Property prices in the UK have been falling for some time now. I think this means there’s a great opportunity for investors looking for passive income.
According to a report earlier this week, 60% of houses priced below £500,000 have been selling for less than their asking prices. But it’s not the housing market that’s catching my eye at the moment.
Warehouses
The warehouse industry has been hit hardest by the recent declines. As a result, I think there are some incredible opportunities in real estate investment trusts (REITs) in this sector.
REITs are required to distribute 90% of their rental income to shareholders. This means that they can’t use the cash they generate to fund acquisitions, making them reliant on debt.
As a result, rising interest rates have been causing real estate prices to fall. As borrowing to fund purchases becomes more expensive, demand in the property market subsides.
This is especially true of industrial properties, where demand was previously strong.

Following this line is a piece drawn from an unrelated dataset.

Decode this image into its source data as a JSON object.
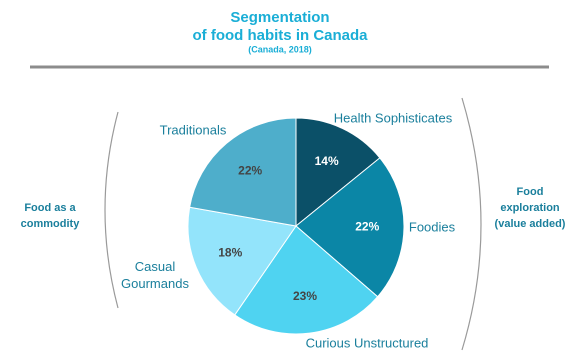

In 2021, investors spent over £18bn purchasing warehouses in order to benefit from the rise in e-commerce.
Now that the tide has turned, REITs that own warehouses and distribution centres are finding the value of their assets falling. The bubble in industrial properties appears to have burst.

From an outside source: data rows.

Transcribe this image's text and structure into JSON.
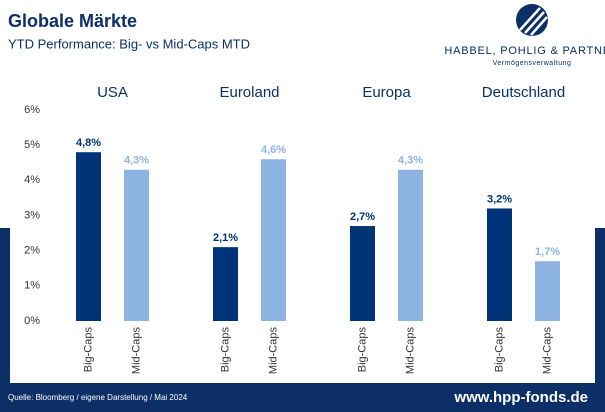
{
  "chart_data": {
    "type": "bar",
    "title": "Globale Märkte",
    "subtitle": "YTD Performance: Big- vs Mid-Caps MTD",
    "logo": {
      "name": "HABBEL, POHLIG & PARTNER",
      "tagline": "Vermögensverwaltung"
    },
    "categories": [
      "USA",
      "Euroland",
      "Europa",
      "Deutschland"
    ],
    "series": [
      {
        "name": "Big-Caps",
        "color": "#003478",
        "values": [
          4.8,
          2.1,
          2.7,
          3.2
        ],
        "value_labels": [
          "4,8%",
          "2,1%",
          "2,7%",
          "3,2%"
        ]
      },
      {
        "name": "Mid-Caps",
        "color": "#8db4e2",
        "values": [
          4.3,
          4.6,
          4.3,
          1.7
        ],
        "value_labels": [
          "4,3%",
          "4,6%",
          "4,3%",
          "1,7%"
        ]
      }
    ],
    "ylim": [
      0,
      6
    ],
    "yticks": [
      {
        "value": 0,
        "label": "0%"
      },
      {
        "value": 1,
        "label": "1%"
      },
      {
        "value": 2,
        "label": "2%"
      },
      {
        "value": 3,
        "label": "3%"
      },
      {
        "value": 4,
        "label": "4%"
      },
      {
        "value": 5,
        "label": "5%"
      },
      {
        "value": 6,
        "label": "6%"
      }
    ],
    "grid": false,
    "footer": {
      "source": "Quelle: Bloomberg / eigene Darstellung / Mai 2024",
      "url": "www.hpp-fonds.de"
    }
  }
}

As a result, share prices have been tumbling. Over the last 12 months, shares in Segro have fallen by 35%, making it one of the worst-performing stocks in the FTSE 100.
Investment returns
I think the sell-off in UK warehouse REITs is missing an important point, though. Even with rising interest rates weighing on prices, there are good returns on offer for passive income investors.

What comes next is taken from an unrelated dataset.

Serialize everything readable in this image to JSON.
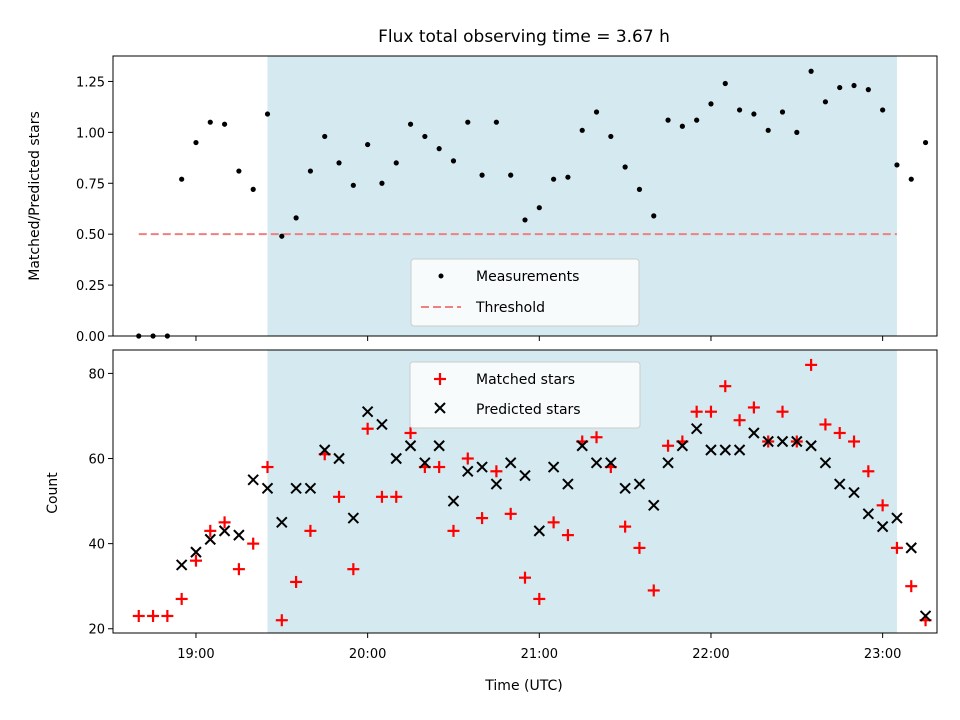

Despite prices falling, the amount of warehouse space leased in the UK actually increased in 2022. And the rental income from industrial properties grew faster than other real estate sectors.
I’m reminded here of Warren Buffett’s advice. What matters for an investment return isn’t what happens to the price of the asset, but how much cash the business generates.
Buffett points out that someone who owned a business privately wouldn’t get a quote on how much they could sell their business for every day. Instead, they’d look at how the business was doing.
In general, despite their share prices falling, REITs focused on warehouses are generating good returns. This makes them attractive at today’s prices.
I particularly like Warehouse REIT as an investment opportunity in this sector. As the name suggests, its portfolio is entirely focused on industrial properties.
Over the last 12 months, the stock is down around 35%. But the company’s most recent trading update looked reasonably strong to me.
Rental income was up 3% and adjusted EBITDA increased by 7%. Management also announced an increase to the dividend, which currently yields around 6.5%.
To me, this looks like the kind of opportunity that doesn’t come around often. The rise of e-commerce has meant that the price of industrial real estate was inflated, but I think now is the time to make a move.
I’m expecting interest rates to rise further, which creates a risk for the value of the company’s portfolio. But the outlook for this stock looks promising from a passive income perspective.